Kate Kenski notes that the Conservatives appeal more to women than do men; ‘Labour must consider this.’ Her piece looks at issues such as media framing. This is a marketing approach. Politics should NOT be about selling stuff to women shoppers. (Clinton took, at one stage, the Dershowitz option on torture. Palin thought that Africa was a country; maybe she still does. Both are women. However, the election of Mrs Palin would not have been an ‘achievement’, as Robert Shapiro puts it. Aren’t their ideas, such as they are, more important than their gender?)

Karin Christiansen and Marcus Roberts deal with New Labour’s need to ‘deliver campaigns’ through ‘volunteer management’. How enthusiasm can be captured by a pre-existing top down strategy is mispresented as though it were grassroots activism, which it is not: it is re-production, not production itself. And the ‘vertical but decentralised network’ envisaged is a political MLM. Or politics as franchising.

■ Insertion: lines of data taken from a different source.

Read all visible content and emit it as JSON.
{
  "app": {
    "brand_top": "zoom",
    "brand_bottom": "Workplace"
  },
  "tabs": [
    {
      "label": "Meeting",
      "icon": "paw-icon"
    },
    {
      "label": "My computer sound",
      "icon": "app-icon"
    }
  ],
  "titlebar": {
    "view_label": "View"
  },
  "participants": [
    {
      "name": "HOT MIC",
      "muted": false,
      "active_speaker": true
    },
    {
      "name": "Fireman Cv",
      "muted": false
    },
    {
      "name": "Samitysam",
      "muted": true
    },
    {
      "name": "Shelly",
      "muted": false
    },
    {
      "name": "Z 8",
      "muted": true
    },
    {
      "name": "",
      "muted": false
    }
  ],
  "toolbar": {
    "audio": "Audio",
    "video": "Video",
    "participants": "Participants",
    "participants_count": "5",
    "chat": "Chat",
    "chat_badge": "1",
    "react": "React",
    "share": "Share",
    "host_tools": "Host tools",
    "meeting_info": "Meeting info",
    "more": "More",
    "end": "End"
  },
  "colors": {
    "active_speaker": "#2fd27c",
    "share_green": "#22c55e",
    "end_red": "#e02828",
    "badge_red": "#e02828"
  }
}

Treating form and presentation as though they could be separated from content and ideas is actually very dangerous. Should respectable politicians look across at dictatorships, for example? (Hey it worked for them. Why shouldn’t it work for us?) Should murderous thugs ‘self organise volunteer squads, and decentralise the entire campaign in an exciting new way,’ as Ben Brandzel put it? (What Herr Hitler needs is more positive media framing, a presence on Facebook and a stronger sense of empowerment by his supporters.) Or maybe all political parties could ‘microtarget’ career criminals and ne’er do wells, in line with what Yair Ghitza and Todd Rogers seem to be saying.

Do I exaggerate? Yes of course. But New Labour was last elected by the lowest percentage (22%) of those eligible to vote since the 1940s and the Iraq fiasco was launched on the back of just such positive framing.